The Eight-Year Study

Bruce L. Smith (
Fri, 7 Mar 1997 19:44:36 -0600

For my final paper in a course I'm taking on Practical Ethics, I'm
reviewing John Goodlad's (et al's) _The Moral Dimensions of Teaching_. For
the most part, it's been typically erudite, and occasionally even relevant.
As an example of one of the more interesting bits, I encountered the most
amazing thing yesterday. How many of you have ever heard of something
called "the Eight-Year Study," or the group of "the Thirty Schools"
associated with it? Apparently, back in the 30s and early 40s a group of
(initially a couple hundred, eventually thousands of) educators was
involved in the most sustained effort of educational reform ever undertaken
in this country" (well, excepting Sudbury, I suppose :). Three hundred
colleges agreed to waive their standard entrance requirements for the Group
of 30 schools, to free them to engage in bottom-line revision of their
structure and curriculum. The schools represented a range of demographic
and structural variations. And the entire project paid for itself, with
considerable donations of time and money (Carnegie helped support the
evaluation and organization, but none of the schools received any extra
financial assistance). I have to say, some of the statements of and about
this group sound eerily Sudbury-esque. Try these on for size...

[In a traditional setting,] "the fit between school and the needs of those
it putatively serves becomes increasingly awkward"

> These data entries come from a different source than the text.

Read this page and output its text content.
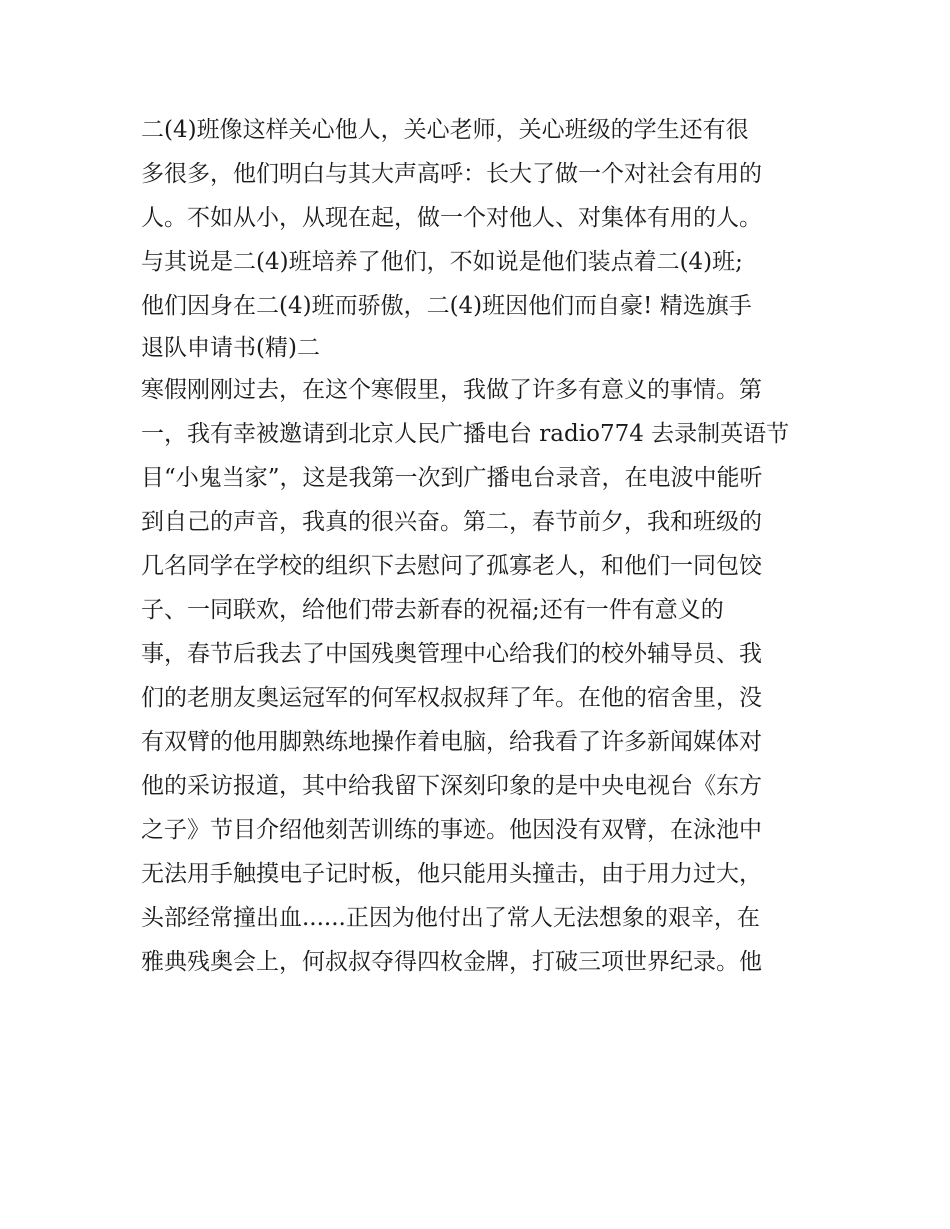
二(4)班像这样关心他人，关心老师，关心班级的学生还有很
多很多，他们明白与其大声高呼：长大了做一个对社会有用的
人。不如从小，从现在起，做一个对他人、对集体有用的人。
与其说是二(4)班培养了他们，不如说是他们装点着二(4)班;
他们因身在二(4)班而骄傲，二(4)班因他们而自豪! 精选旗手
退队申请书(精)二
寒假刚刚过去，在这个寒假里，我做了许多有意义的事情。第
一，我有幸被邀请到北京人民广播电台 radio774 去录制英语节
目“小鬼当家”，这是我第一次到广播电台录音，在电波中能听
到自己的声音，我真的很兴奋。第二，春节前夕，我和班级的
几名同学在学校的组织下去慰问了孤寡老人，和他们一同包饺
子、一同联欢，给他们带去新春的祝福;还有一件有意义的
事，春节后我去了中国残奥管理中心给我们的校外辅导员、我
们的老朋友奥运冠军的何军权叔叔拜了年。在他的宿舍里，没
有双臂的他用脚熟练地操作着电脑，给我看了许多新闻媒体对
他的采访报道，其中给我留下深刻印象的是中央电视台《东方
之子》节目介绍他刻苦训练的事迹。他因没有双臂，在泳池中
无法用手触摸电子记时板，他只能用头撞击，由于用力过大，
头部经常撞出血......正因为他付出了常人无法想象的艰辛，在
雅典残奥会上，何叔叔夺得四枚金牌，打破三项世界纪录。他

"School life and teaching should conform to what is now known about the
ways in which human beings learn and grow"

"The American high school should re-discover its chief reason for existence"

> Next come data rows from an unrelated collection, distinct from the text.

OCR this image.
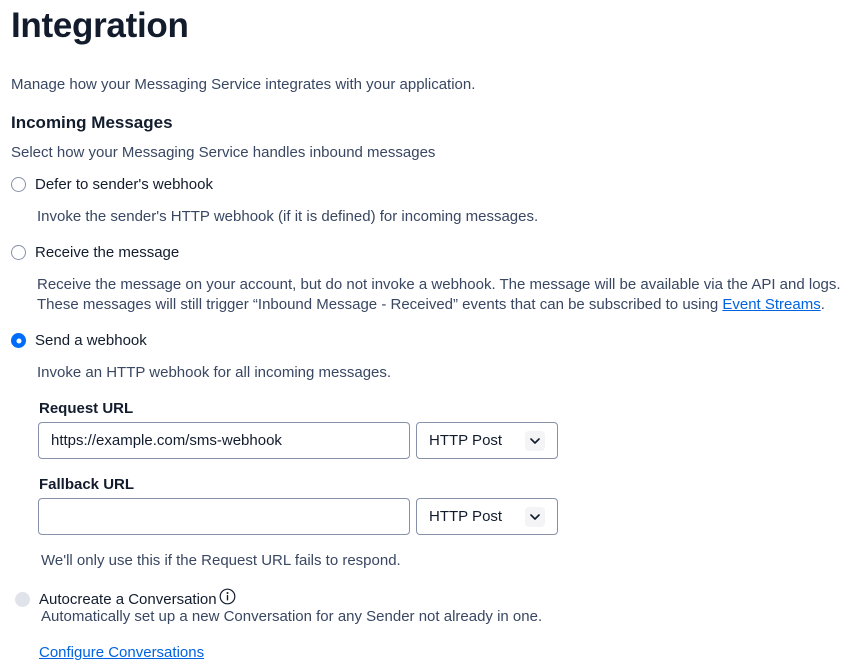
Integration
Manage how your Messaging Service integrates with your application.
Incoming Messages
Select how your Messaging Service handles inbound messages
Defer to sender's webhook
Invoke the sender's HTTP webhook (if it is defined) for incoming messages.
Receive the message
Receive the message on your account, but do not invoke a webhook. The message will be available via the API and logs.
These messages will still trigger “Inbound Message - Received” events that can be subscribed to using Event Streams.
Send a webhook
Invoke an HTTP webhook for all incoming messages.
Request URL
https://example.com/sms-webhook	HTTP Post
Fallback URL
HTTP Post
We'll only use this if the Request URL fails to respond.
Autocreate a Conversation
Automatically set up a new Conversation for any Sender not already in one.
Configure Conversations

"Students from the experimental schools did as well as their counterparts
from the control schools on traditional tests but exceeded them in areas
requiring problem-solving skills, creativity, and other abilities...the
more experimental the school, the more radical the reconstruction, the more
pronounced the differences in favor of the experimental group."

"Each pupil, of course, makes the decision as to what will be learned"

"Students had to have a role in deciding what would be learned, how, and in
what sequence. They make such decisions anyway. What is the alternative
to ignoring their moral agency?"

"Purpose for the Thirty Schools was twofold: first, teaching democracy as
a way of life and, second, meeting the needs of adolescents"

"If little sovereignties such as schools and school systems are to nurture
and reward democratic individuality, they must themselves be disciplined by
democratic ideals and the methods that flow from them...This is what
happened in the Eight-Year Study. Moral individuality was secured through
collective provision and action"

"Voluntarism suffused the enterprise. The Thirty Schools chose to
participate...Government, at any level, was conspicuous by its absence"

"With every advance will come a corresponding increase in the sense of
freedom and release -- freedom to think and do; release of all one's
energies and capacities"

"The purposes of the school cannot be determined apart from the purposes of
the society which maintains the school...the life values which the people
prize. As a nation we have been striving always for those values which
constitute the American way of life"

"What changes in young people are desired? Those which lead us in the
direction of democratic living"

Sadly, this effort seems to have faded well into the background of
educational debate (I certainly never heard of this venture before
yesterday). On the other hand, the Sudbury literature I've read leads me to
see it as full of echoes and extensions of some of these same sentiments.
I suppose that in the arena of education reform, the former history teacher
in me just wishes we could do a better job of learning from our past.